Le sénateur américain Chris Murphy conjugue la Tunisie au passé, Kais Saied va ramer

La Tunisie est encore sous les radars de ses amis et soutiens étrangers, mais pour combien de temps encore ? Pendant combien de temps  les partenaires de la jeune démocratie vont encore la porter à bout de bras, avec tout ce qui se profile pour 2022, une année archi chargée ? Une partie de la réponse se trouve dans la dernière analyse du sénateur américain Chris Murphy, à la tête du sous-comité des relations étrangères du Sénat américain sur le Proche-Orient, l’Asie du Sud, l’Asie centrale et le combat contre le terrorisme…

Selon lui la coopération entre les USA et la Tunisie a un avenir, mais le chef de l’Etat tunisien, Kais Saied, devra tenir ses engagements sur la nouvelle Constitution, sur des élections libres, transparentes et inclusives et le rétablissement à moyen terme du Parlement. En cela il partage le point de vue du directeur exécutif du Projet sur la démocratie au Moyen-Orient (POMED), Stephen McInerney…

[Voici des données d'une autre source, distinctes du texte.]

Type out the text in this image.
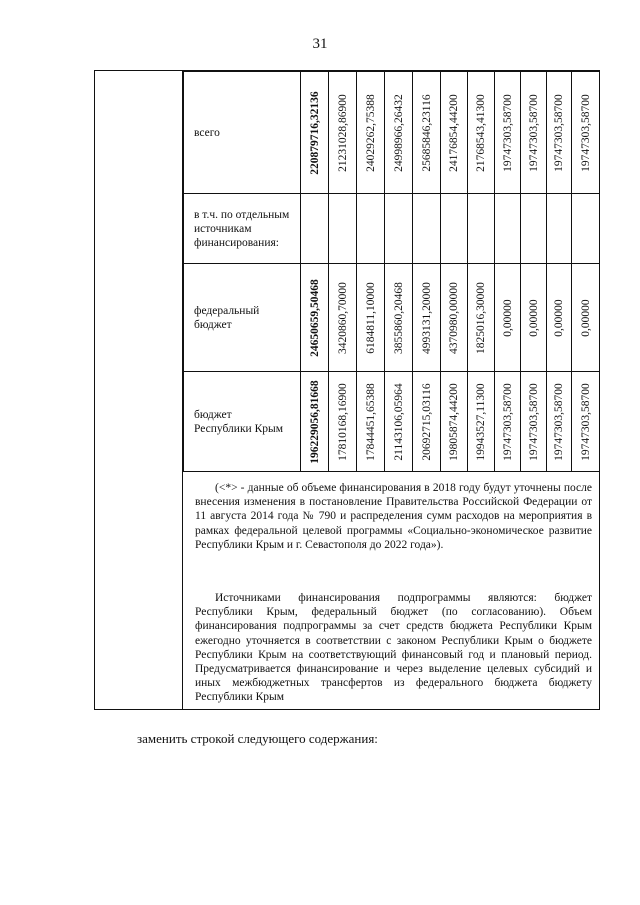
31
всего	220879716,32136	21231028,86900	24029262,75388	24998966,26432	25685846,23116	24176854,44200	21768543,41300	19747303,58700	19747303,58700	19747303,58700	19747303,58700

в т.ч. по отдельным источникам финансирования:	

федеральный бюджет	24650659,50468	3420860,70000	6184811,10000	3855860,20468	4993131,20000	4370980,00000	1825016,30000	0,00000	0,00000	0,00000	0,00000

бюджет Республики Крым	196229056,81668	17810168,16900	17844451,65388	21143106,05964	20692715,03116	19805874,44200	19943527,11300	19747303,58700	19747303,58700	19747303,58700	19747303,58700
(<*> - данные об объеме финансирования в 2018 году будут уточнены после внесения изменения в постановление Правительства Российской Федерации от 11 августа 2014 года № 790 и распределения сумм расходов на мероприятия в рамках федеральной целевой программы «Социально-экономическое развитие Республики Крым и г. Севастополя до 2022 года»).
Источниками финансирования подпрограммы являются: бюджет Республики Крым, федеральный бюджет (по согласованию). Объем финансирования подпрограммы за счет средств бюджета Республики Крым ежегодно уточняется в соответствии с законом Республики Крым о бюджете Республики Крым на соответствующий финансовый год и плановый период. Предусматривается финансирование и через выделение целевых субсидий и иных межбюджетных трансфертов из федерального бюджета бюджету Республики Крым
заменить строкой следующего содержания:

 Au sujet de la place de la Tunisie, en tant que jeune pousse démocratique, dans l’agenda de Washington, Murphy l’a conjuguée au passé, et ça fait beaucoup réfléchir : «La Tunisie était une lueur d’espoir au sortir du printemps arabe. C’est un pays que nous avons pointé du doigt sur ce qui était possible au Moyen-Orient, en Afrique du Nord. Comment, même dans un pays avec une histoire de despotisme, la démocratie pouvait fonctionner – et cela n’a pas [toujours] bien fonctionné, mais les gens avaient leur mot à dire sur qui dirigeait et les politiques qu’ils proposaient»…

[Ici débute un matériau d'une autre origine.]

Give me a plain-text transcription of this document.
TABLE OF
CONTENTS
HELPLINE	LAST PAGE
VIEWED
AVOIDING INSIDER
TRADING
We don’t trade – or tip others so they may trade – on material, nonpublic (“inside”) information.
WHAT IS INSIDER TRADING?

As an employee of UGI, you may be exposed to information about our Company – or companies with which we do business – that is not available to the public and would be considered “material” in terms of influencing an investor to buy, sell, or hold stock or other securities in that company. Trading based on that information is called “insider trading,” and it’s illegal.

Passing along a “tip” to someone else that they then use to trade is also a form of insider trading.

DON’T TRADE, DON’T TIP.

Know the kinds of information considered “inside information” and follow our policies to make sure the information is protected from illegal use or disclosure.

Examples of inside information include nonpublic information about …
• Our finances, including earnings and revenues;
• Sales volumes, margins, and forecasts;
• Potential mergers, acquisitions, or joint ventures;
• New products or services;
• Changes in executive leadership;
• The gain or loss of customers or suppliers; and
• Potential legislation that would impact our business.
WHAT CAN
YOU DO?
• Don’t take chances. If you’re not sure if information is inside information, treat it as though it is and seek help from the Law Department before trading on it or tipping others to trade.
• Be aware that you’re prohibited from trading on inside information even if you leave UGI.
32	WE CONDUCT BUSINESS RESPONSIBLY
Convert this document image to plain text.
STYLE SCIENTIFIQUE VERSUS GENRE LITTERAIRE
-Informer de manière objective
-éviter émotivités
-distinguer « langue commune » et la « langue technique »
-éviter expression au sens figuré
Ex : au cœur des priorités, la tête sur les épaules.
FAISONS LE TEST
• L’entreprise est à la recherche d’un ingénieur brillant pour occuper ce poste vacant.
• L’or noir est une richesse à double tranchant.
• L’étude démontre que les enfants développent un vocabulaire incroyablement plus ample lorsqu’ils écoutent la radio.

 «La Tunisie, bien sûr, est un partenaire important de la lutte contre le terrorisme. La Tunisie est donc importante du point de vue de la sécurité. Mais plus largement… nous sommes dans un combat global pour la santé et la persévérance, la préservation de la démocratie. Ma conviction est donc que notre démocratie ici aux États-Unis est menacée. Et quand la démocratie est menacée partout, elle est menacée partout. Je pense donc que nous avons nous-mêmes l’obligation, en tant que démocratie fragile, d’essayer de protéger ceux qui sont assiégés», a ajouté le sénateur américain.

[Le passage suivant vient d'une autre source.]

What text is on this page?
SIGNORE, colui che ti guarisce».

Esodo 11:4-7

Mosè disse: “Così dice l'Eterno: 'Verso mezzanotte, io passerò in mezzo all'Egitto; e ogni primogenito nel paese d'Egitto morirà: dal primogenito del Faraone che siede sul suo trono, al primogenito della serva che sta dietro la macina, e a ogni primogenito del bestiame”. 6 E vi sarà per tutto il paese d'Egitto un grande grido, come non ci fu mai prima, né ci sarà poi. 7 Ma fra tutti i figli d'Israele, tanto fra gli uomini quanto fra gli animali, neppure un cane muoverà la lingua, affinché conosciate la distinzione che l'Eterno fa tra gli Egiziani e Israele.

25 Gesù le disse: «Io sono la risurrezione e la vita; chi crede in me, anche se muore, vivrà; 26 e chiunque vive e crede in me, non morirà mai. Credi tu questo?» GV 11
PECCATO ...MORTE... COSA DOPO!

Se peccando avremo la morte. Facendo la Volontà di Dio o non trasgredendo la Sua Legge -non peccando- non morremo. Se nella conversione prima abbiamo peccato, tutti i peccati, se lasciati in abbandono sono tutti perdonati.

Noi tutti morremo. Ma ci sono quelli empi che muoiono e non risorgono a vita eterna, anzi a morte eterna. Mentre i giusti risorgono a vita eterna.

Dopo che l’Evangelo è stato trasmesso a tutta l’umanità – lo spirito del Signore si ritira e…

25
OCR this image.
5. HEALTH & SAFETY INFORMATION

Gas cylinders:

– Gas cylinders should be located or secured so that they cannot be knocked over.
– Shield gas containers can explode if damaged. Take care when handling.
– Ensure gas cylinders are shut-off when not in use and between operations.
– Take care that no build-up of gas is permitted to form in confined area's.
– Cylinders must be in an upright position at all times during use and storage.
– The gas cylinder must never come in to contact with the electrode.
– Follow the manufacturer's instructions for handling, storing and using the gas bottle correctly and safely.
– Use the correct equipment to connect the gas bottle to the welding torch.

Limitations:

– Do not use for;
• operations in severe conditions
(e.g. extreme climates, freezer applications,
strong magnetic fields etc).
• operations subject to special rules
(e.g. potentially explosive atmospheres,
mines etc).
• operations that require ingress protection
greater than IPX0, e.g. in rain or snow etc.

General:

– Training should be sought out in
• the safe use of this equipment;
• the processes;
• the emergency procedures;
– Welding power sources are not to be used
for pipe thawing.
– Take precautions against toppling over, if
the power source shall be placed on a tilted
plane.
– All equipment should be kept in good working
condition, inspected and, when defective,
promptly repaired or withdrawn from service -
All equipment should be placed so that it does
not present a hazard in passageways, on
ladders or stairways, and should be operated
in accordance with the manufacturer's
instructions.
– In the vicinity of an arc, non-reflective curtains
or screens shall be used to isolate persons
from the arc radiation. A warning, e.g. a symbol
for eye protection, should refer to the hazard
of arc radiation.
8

Au sujet du coup de main américain à la Tunisie, Murphy rétorque ceci : “Tout simplement, les États-Unis ne peuvent pas financer des attaques contre la démocratie. Et compte tenu du fait que l’armée a été utilisée en Tunisie pour dissoudre le Parlement, et qu’il y a eu des scènes diffusées dans toute la Tunisie et le monde de militaires entourant le parlement gardant les parlementaires à l’écart, et que les tribunaux militaires ont été utilisés pour poursuivre des civils à l’intérieur de la Tunisie , il est clair que pour le moment, les États-Unis doivent reconsidérer leur soutien à l’armée tunisienne, étant donné la participation et la complicité de l’armée à cette suspension, espérons-le temporaire, de la démocratie“…

Je soutiens donc la décision prise et j’ai plaidé en faveur de la décision prise par la commission sénatoriale des crédits, à laquelle je siège, de retenir une affectation pour l’instant dans ce prochain budget de crédits pour le soutien militaire tunisien de la manière que nous l’avons affectée dans le passé…. Et si nous devions réautoriser une affectation à la sécurité tunisienne [assistance], ce serait un signal clair au président Saied qu’il n’y a aucune responsabilité des États-Unis en ce qui concerne cette suspension temporaire de la capacité du peuple à participer à la démocratie tunisienne“, a indiqué le responsable américain…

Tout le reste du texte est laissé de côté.